Le 17, la mine fit sauter un blockhaus de la place d'armes du chemin couvert.

Le 19, la descente et le passage du fossé furent exécutés à sept heures du soir.

Le 21, le maréchal Lefebvre ayant tout préparé pour l'assaut, on y montait lorsque le colonel Lacoste, qui avait été envoyé le matin dans la place pour affaires de service, fit connaître que le général Kalkreuth demandait à capituler aux mêmes conditions qu'il avait autrefois accordées à la garnison de Mayence. On y consentit.

Le Hakelsberg aurait été enlevé d'assaut sans une grande perte, mais le corps de place était encore entier; un large fossé rempli d'eau courante offrait assez de difficultés pour que les assiégés prolongeassent leur défense pendant une quinzaine de jours. Dans cette situation, il a paru convenable de leur accorder une capitulation honorable.

Le 27, la garnison a défilé, le général Kalkreuth à sa tête.

Cette forte garnison, qui d'abord était de seize mille hommes, est réduite à neuf mille, et sur ce nombre, quatre mille ont déserté. Il y a même des officiers parmi les déserteurs. «Nous ne voulons pas, disent-ils, aller en Sibérie.» Plusieurs milliers de chevaux nous ont été remis; mais ils sont en fort mauvais état.

On dresse en ce moment les inventaires des magasins. Le général Rapp est nommé gouverneur de Dantzick.

Le lieutenant-général russe Kamenski, après avoir été battu le 15, s'était acculé sous les fortifications de Weischelmunde; il y est demeuré sans rien oser entreprendre, et il a été spectateur de la reddition de la place. Lorsqu'il a vu que l'on établissait des batteries à boulets rouges pour brûler ses vaisseaux, il est monté à bord et s'est retiré. Il est retourné à Pilau.

Le fort de Weischelmunde tenait encore. Le maréchal Lefebvre l'a fait sommer le 29, et pendant que l'on réglait la capitulation, la garnison est sortie du fort et s'est rendue. Le commandant, abandonné, s'est sauvé par mer, ainsi nous sommes maîtres de la ville et du port de Dantzick. Ces événemens sont d'un heureux présage pour la campagne. L'empereur de Russie et le roi de Prusse étaient à Heiligenberg. Ils ont pu conjecturer de la reddition de la place, par la cessation du feu. Le canon s'entendait jusque-là.

L'empereur, pour témoigner sa satisfaction à l'armée assiégeante, a accordé une gratification à chaque soldat.
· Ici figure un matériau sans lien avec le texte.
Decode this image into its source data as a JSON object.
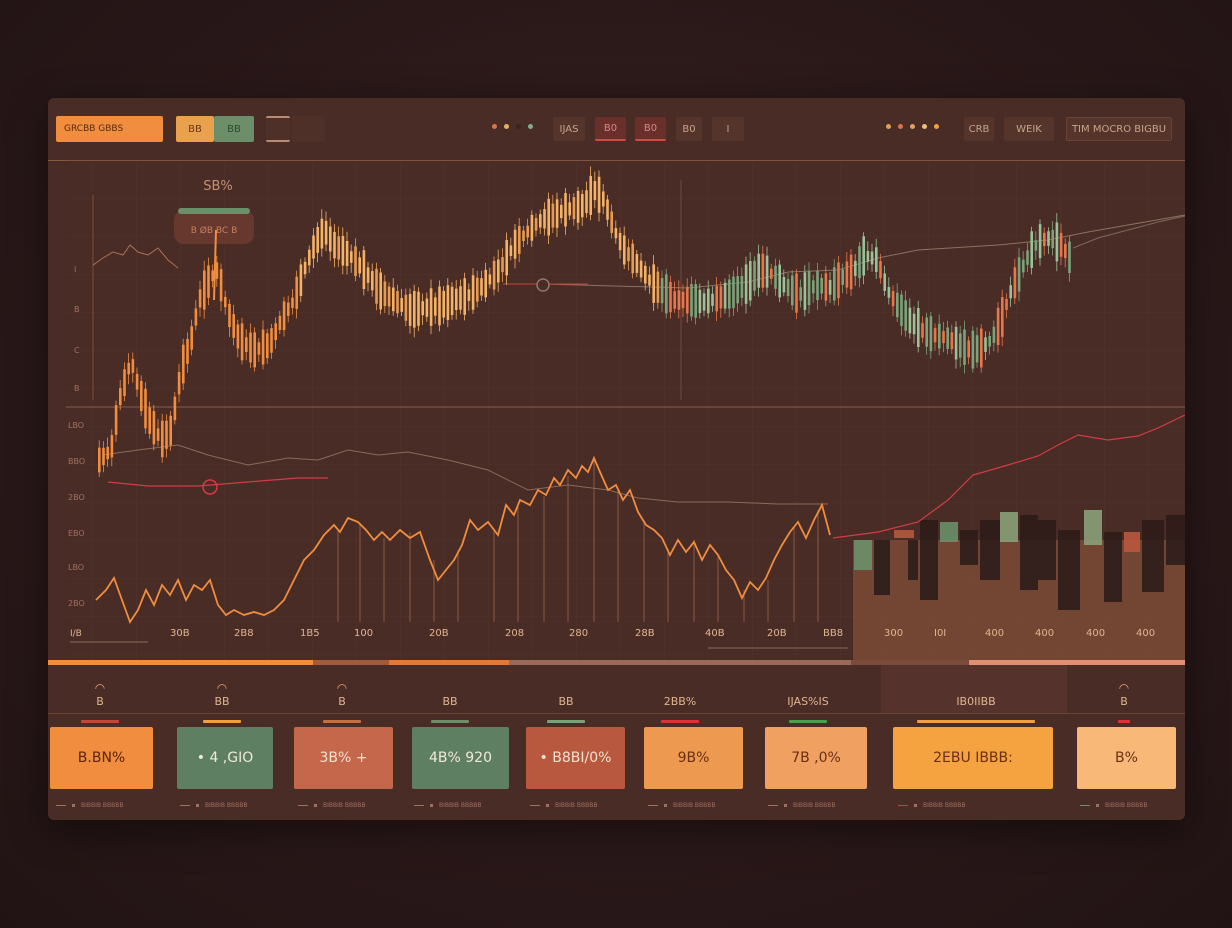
{
  "toolbar": {
    "brand_label": "GRCBB GBBS",
    "segment_left_a": "BB",
    "segment_left_b": "BB",
    "mid_btn_1": "IJAS",
    "mid_btn_2": "B0",
    "mid_btn_3": "B0",
    "mid_btn_4": "B0",
    "mid_btn_5": "I",
    "right_btn_1": "CRB",
    "right_btn_2": "WEIK",
    "right_btn_3": "TIM MOCRO BIGBU",
    "dot_colors_left": [
      "#d8734a",
      "#e6b060",
      "#3a2420",
      "#7fae88"
    ],
    "dot_colors_right": [
      "#e0a050",
      "#d8734a",
      "#e6a060",
      "#e8c070",
      "#f0a040"
    ]
  },
  "chart": {
    "callout_value": "SB%",
    "callout_badge": "B ØB BC B",
    "y_ticks_upper": [
      "I",
      "B",
      "C",
      "B"
    ],
    "y_ticks_lower": [
      "LBO",
      "BBO",
      "2BO",
      "EBO",
      "LBO",
      "2BO"
    ],
    "x_ticks": [
      "I/B",
      "30B",
      "2B8",
      "1B5",
      "100",
      "20B",
      "208",
      "280",
      "28B",
      "40B",
      "20B",
      "BB8",
      "300",
      "I0I",
      "400",
      "400",
      "400",
      "400"
    ]
  },
  "stats": [
    {
      "value": "B",
      "bar_color": "#c4463a"
    },
    {
      "value": "BB",
      "bar_color": "#f0a040"
    },
    {
      "value": "B",
      "bar_color": "#c47040"
    },
    {
      "value": "BB",
      "bar_color": "#6c8f6a"
    },
    {
      "value": "BB",
      "bar_color": "#7aa37a"
    },
    {
      "value": "2BB%",
      "bar_color": "#e0303a"
    },
    {
      "value": "IJAS%IS",
      "bar_color": "#4aa050"
    },
    {
      "value": "IB0IIBB",
      "bar_color": "#f0a040"
    },
    {
      "value": "B",
      "bar_color": "#e0303a"
    }
  ],
  "tiles": [
    {
      "value": "B.BN%",
      "bg": "#f08d3e",
      "fg": "#5a2410"
    },
    {
      "value": "• 4 ,GIO",
      "bg": "#5f7f62",
      "fg": "#f0e8d8"
    },
    {
      "value": "3B% +",
      "bg": "#c4674a",
      "fg": "#f8e0d0"
    },
    {
      "value": "4B% 920",
      "bg": "#5f7f62",
      "fg": "#f0e8d8"
    },
    {
      "value": "• B8BI/0%",
      "bg": "#b8583e",
      "fg": "#f8e0d0"
    },
    {
      "value": "9B%",
      "bg": "#ed9a50",
      "fg": "#6a3014"
    },
    {
      "value": "7B ,0%",
      "bg": "#f0a060",
      "fg": "#6a3014"
    },
    {
      "value": "2EBU IBBB:",
      "bg": "#f5a240",
      "fg": "#6a3014"
    },
    {
      "value": "B%",
      "bg": "#f7b878",
      "fg": "#6a3014"
    }
  ],
  "footer_labels": [
    "BIBBIB BBBBB",
    "BIBBIB BBBBB",
    "BIBBIB BBBBB",
    "BIBBIB BBBBB",
    "BIBBIB BBBBB",
    "BIBBIB BBBBB",
    "BIBBIB BBBBB",
    "BIBBIB BBBBB",
    "BIBBIB BBBBB"
  ]
}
Le siége de Graudentz commence sous le commandement du général Victor. Le général Lazowski commande le génie, et le général Danthouard l'artillerie. Graudentz est fort par sa grande quantité de mines.
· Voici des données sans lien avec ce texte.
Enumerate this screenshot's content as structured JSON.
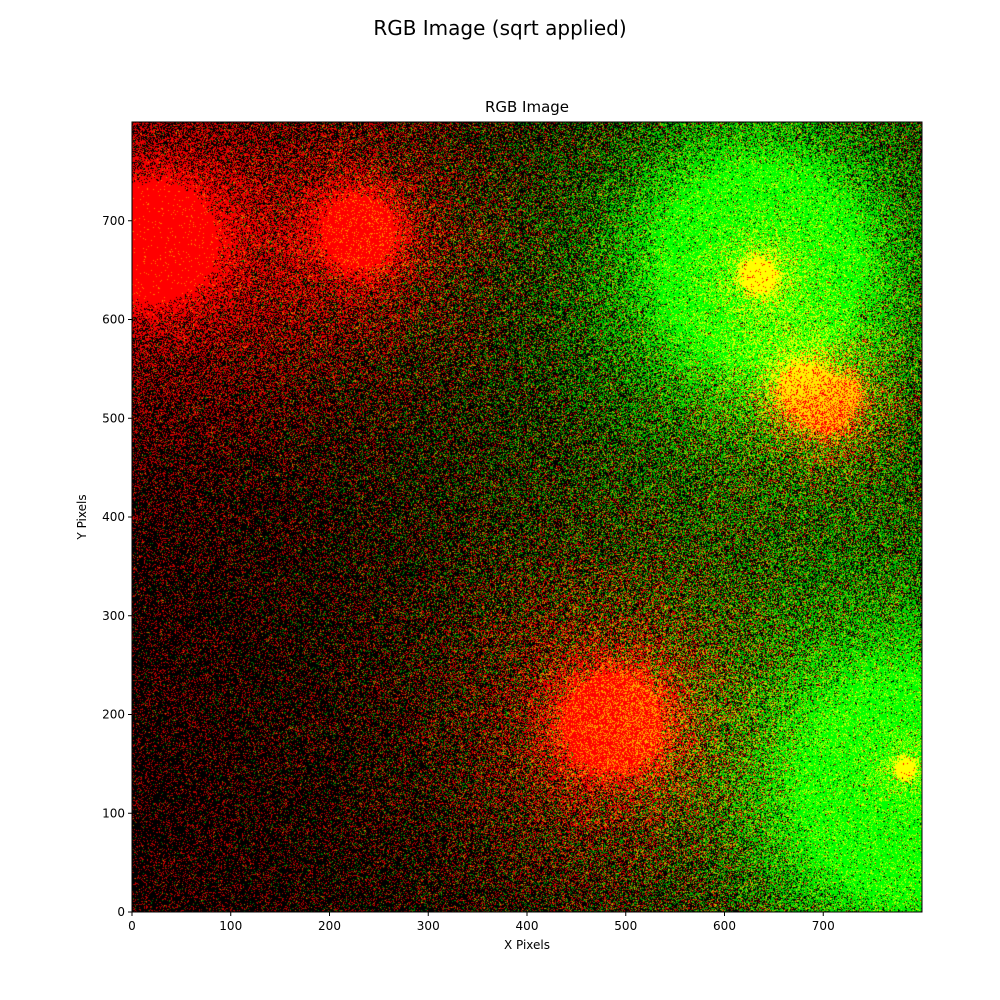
{
  "figure": {
    "suptitle": "RGB Image (sqrt applied)"
  },
  "chart_data": {
    "type": "heatmap",
    "title": "RGB Image",
    "xlabel": "X Pixels",
    "ylabel": "Y Pixels",
    "xlim": [
      0,
      800
    ],
    "ylim": [
      0,
      800
    ],
    "y_origin": "lower",
    "xticks": [
      0,
      100,
      200,
      300,
      400,
      500,
      600,
      700
    ],
    "yticks": [
      0,
      100,
      200,
      300,
      400,
      500,
      600,
      700
    ],
    "grid": false,
    "background_color": "#000000",
    "channels": {
      "red": "#ff0000",
      "green": "#00ff00"
    },
    "sources": [
      {
        "channel": "red",
        "x": 22,
        "y": 678,
        "strength": 1.0,
        "radius": 45
      },
      {
        "channel": "red",
        "x": 232,
        "y": 688,
        "strength": 0.8,
        "radius": 30
      },
      {
        "channel": "red",
        "x": 635,
        "y": 645,
        "strength": 1.0,
        "radius": 12
      },
      {
        "channel": "red",
        "x": 680,
        "y": 530,
        "strength": 0.75,
        "radius": 22
      },
      {
        "channel": "red",
        "x": 705,
        "y": 500,
        "strength": 0.6,
        "radius": 12
      },
      {
        "channel": "red",
        "x": 725,
        "y": 525,
        "strength": 0.5,
        "radius": 10
      },
      {
        "channel": "red",
        "x": 487,
        "y": 192,
        "strength": 1.0,
        "radius": 38
      },
      {
        "channel": "red",
        "x": 783,
        "y": 145,
        "strength": 1.0,
        "radius": 7
      },
      {
        "channel": "green",
        "x": 635,
        "y": 660,
        "strength": 1.0,
        "radius": 95
      },
      {
        "channel": "green",
        "x": 790,
        "y": 120,
        "strength": 1.0,
        "radius": 110
      }
    ]
  }
}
La cavalerie de l'armée est belle. Les divisions de cavalerie légère, deux divisions de cuirassiers et une de dragons ont été passées en revue à Elbing, le 26, par le grand-duc de Berg. Le même jour, S.M. s'est rendue à Bischoffverder et à Strasburg, où elle a passé en revue la division de cuirassiers d'Hautpoult et la division de dragons du général Grouchy. Elle a été satisfaite de leur tenue et du bon état des chevaux.
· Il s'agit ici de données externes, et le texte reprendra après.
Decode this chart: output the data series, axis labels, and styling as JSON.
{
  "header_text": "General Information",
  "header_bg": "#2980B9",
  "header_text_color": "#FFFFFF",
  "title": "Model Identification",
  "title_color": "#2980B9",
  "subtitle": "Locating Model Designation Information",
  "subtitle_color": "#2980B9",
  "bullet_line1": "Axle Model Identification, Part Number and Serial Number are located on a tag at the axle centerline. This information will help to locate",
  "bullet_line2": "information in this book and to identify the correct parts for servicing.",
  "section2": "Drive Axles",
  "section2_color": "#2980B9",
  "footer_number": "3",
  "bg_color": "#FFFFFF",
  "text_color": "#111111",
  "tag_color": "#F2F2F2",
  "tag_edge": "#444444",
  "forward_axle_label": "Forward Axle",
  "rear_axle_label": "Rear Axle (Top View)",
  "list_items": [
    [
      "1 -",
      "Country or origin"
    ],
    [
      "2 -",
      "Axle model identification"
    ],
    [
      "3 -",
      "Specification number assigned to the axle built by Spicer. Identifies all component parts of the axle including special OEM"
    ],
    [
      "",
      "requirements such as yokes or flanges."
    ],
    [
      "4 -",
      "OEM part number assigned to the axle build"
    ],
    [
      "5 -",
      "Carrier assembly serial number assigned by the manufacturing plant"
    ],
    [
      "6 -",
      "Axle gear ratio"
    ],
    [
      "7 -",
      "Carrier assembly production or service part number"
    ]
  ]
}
L'ambassadeur de la Porte, Seid-Mohammed-Emen-Vahid, a été présenté le 28 à deux heures après-midi, par M. le prince de Bénévent, à l'empereur, auquel il a remis ses lettres de créance. Il est resté une heure dans le cabinet de S.M.; il est logé au château, et occupe l'appartement du grand-duc de Berg, absent pour la revue. On assure que l'empereur lui a dit que lui et l'empereur Sélim étaient désormais inséparables, comme la main droite et la main gauche. Toutes les bonnes nouvelles des succès d'Ismaïl et de Valachie venaient d'arriver. Les Russes ont été obligés de lever le siége d'Ismaïl et d'évacuer la Valachie.